Fuzzy Logic for Intelligent Control System Using Soft Computing Applications
When considering the concept of distributed intelligent control, three types of components can be defined: (i) fuzzy sensors which provide a representation of measurements as fuzzy subsets, (ii) fuzzy actuators which can operate in the real world based on the fuzzy subsets they receive, and, (iii) the fuzzy components of the inference. As a result, these elements generate new fuzzy subsets from the fuzzy elements that were previously used.

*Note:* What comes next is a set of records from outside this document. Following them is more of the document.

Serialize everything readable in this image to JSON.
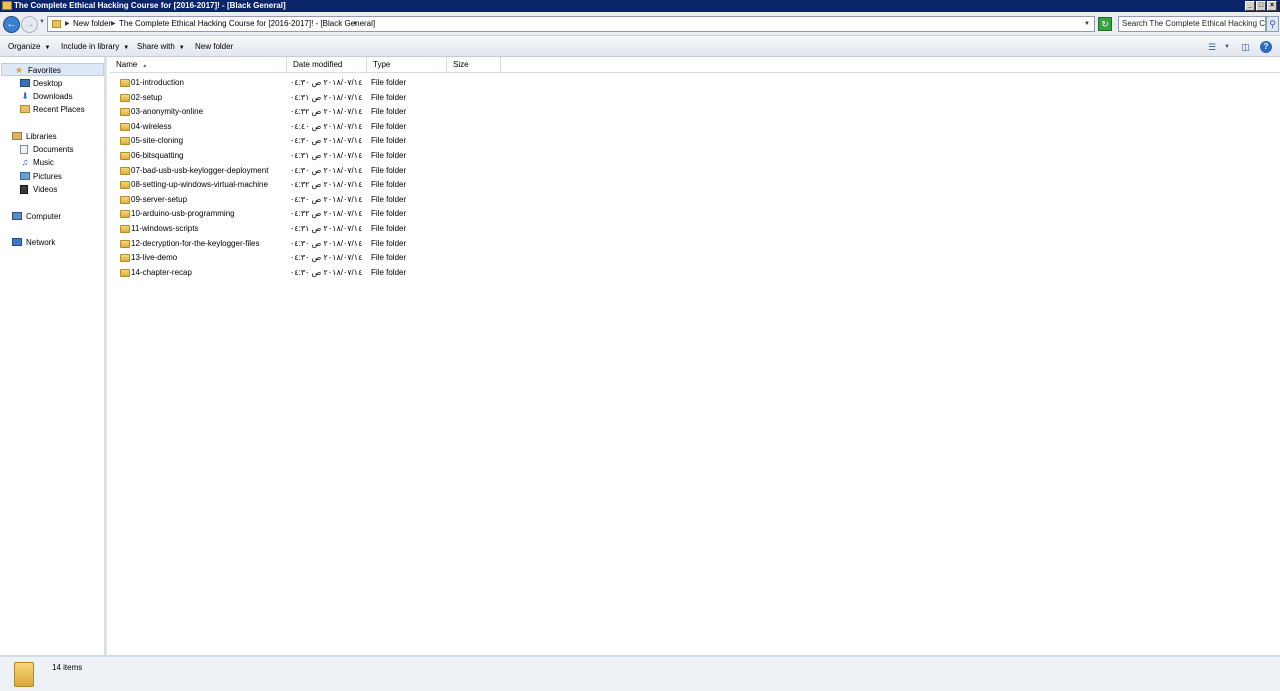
{
  "window": {
    "title": "The Complete Ethical Hacking Course for [2016-2017]! - [Black General]",
    "controls": {
      "minimize": "_",
      "maximize": "□",
      "close": "×"
    }
  },
  "address": {
    "crumbs": [
      "New folder",
      "The Complete Ethical Hacking Course for [2016-2017]! - [Black General]"
    ],
    "search_placeholder": "Search The Complete Ethical Hacking C..."
  },
  "toolbar": {
    "organize": "Organize",
    "include_in_library": "Include in library",
    "share_with": "Share with",
    "new_folder": "New folder"
  },
  "navpane": {
    "favorites": "Favorites",
    "desktop": "Desktop",
    "downloads": "Downloads",
    "recent_places": "Recent Places",
    "libraries": "Libraries",
    "documents": "Documents",
    "music": "Music",
    "pictures": "Pictures",
    "videos": "Videos",
    "computer": "Computer",
    "network": "Network"
  },
  "columns": {
    "name": "Name",
    "date_modified": "Date modified",
    "type": "Type",
    "size": "Size"
  },
  "files": [
    {
      "name": "01-introduction",
      "date": "٢٠١٨/٠٧/١٤ ص ٠٤:٣٠",
      "type": "File folder"
    },
    {
      "name": "02-setup",
      "date": "٢٠١٨/٠٧/١٤ ص ٠٤:٣١",
      "type": "File folder"
    },
    {
      "name": "03-anonymity-online",
      "date": "٢٠١٨/٠٧/١٤ ص ٠٤:٣٢",
      "type": "File folder"
    },
    {
      "name": "04-wireless",
      "date": "٢٠١٨/٠٧/١٤ ص ٠٤:٤٠",
      "type": "File folder"
    },
    {
      "name": "05-site-cloning",
      "date": "٢٠١٨/٠٧/١٤ ص ٠٤:٣٠",
      "type": "File folder"
    },
    {
      "name": "06-bitsquatting",
      "date": "٢٠١٨/٠٧/١٤ ص ٠٤:٣١",
      "type": "File folder"
    },
    {
      "name": "07-bad-usb-usb-keylogger-deployment",
      "date": "٢٠١٨/٠٧/١٤ ص ٠٤:٣٠",
      "type": "File folder"
    },
    {
      "name": "08-setting-up-windows-virtual-machine",
      "date": "٢٠١٨/٠٧/١٤ ص ٠٤:٣٢",
      "type": "File folder"
    },
    {
      "name": "09-server-setup",
      "date": "٢٠١٨/٠٧/١٤ ص ٠٤:٣٠",
      "type": "File folder"
    },
    {
      "name": "10-arduino-usb-programming",
      "date": "٢٠١٨/٠٧/١٤ ص ٠٤:٣٢",
      "type": "File folder"
    },
    {
      "name": "11-windows-scripts",
      "date": "٢٠١٨/٠٧/١٤ ص ٠٤:٣١",
      "type": "File folder"
    },
    {
      "name": "12-decryption-for-the-keylogger-files",
      "date": "٢٠١٨/٠٧/١٤ ص ٠٤:٣٠",
      "type": "File folder"
    },
    {
      "name": "13-live-demo",
      "date": "٢٠١٨/٠٧/١٤ ص ٠٤:٣٠",
      "type": "File folder"
    },
    {
      "name": "14-chapter-recap",
      "date": "٢٠١٨/٠٧/١٤ ص ٠٤:٣٠",
      "type": "File folder"
    }
  ],
  "status": {
    "item_count": "14 items"
  }
}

The purpose of this article is to define the elements of an interoperable technology Fuzzy Applied Cell Control-soft computing language for the development of fuzzy components with distributed intelligence implemented on the DSP target. The cells in the network are configured using the operations of symbolic fusion, symbolic inference and fuzzy–real symbolic transformation, which are based on the concepts of fuzzy meaning and fuzzy description. The two applications presented in the article, Agent-based modeling and fuzzy logic for simulating pedestrian crowds in panic decision-making situations and Fuzzy controller for mobile robot, are both timely. The increasing occurrence of panic moments during mass events prompted the investigation of the impact of panic on crowd dynamics and the simulation of pedestrian flows in panic situations. Based on the research presented in the article, we propose a Fuzzy controller-based system for determining pedestrian flows and calculating the shortest evacuation distance in panic situations. Fuzzy logic, one of the representation techniques in artificial intelligence, is a well-known method in soft computing that allows the treatment of strong constraints caused by the inaccuracy of the data obtained from the robot’s sensors. Based on this motivation, the second application proposed in the article creates an intelligent control technique based on Fuzzy Logic Control (FLC), a feature of intelligent control systems that can be used as an alternative to traditional control techniques for mobile robots. This method allows you to simulate the experience of a human expert. The benefits of using a network of fuzzy components are not limited to those provided distributed systems. Fuzzy cells are simple to configure while also providing high-level functions such as mergers and decision-making processes.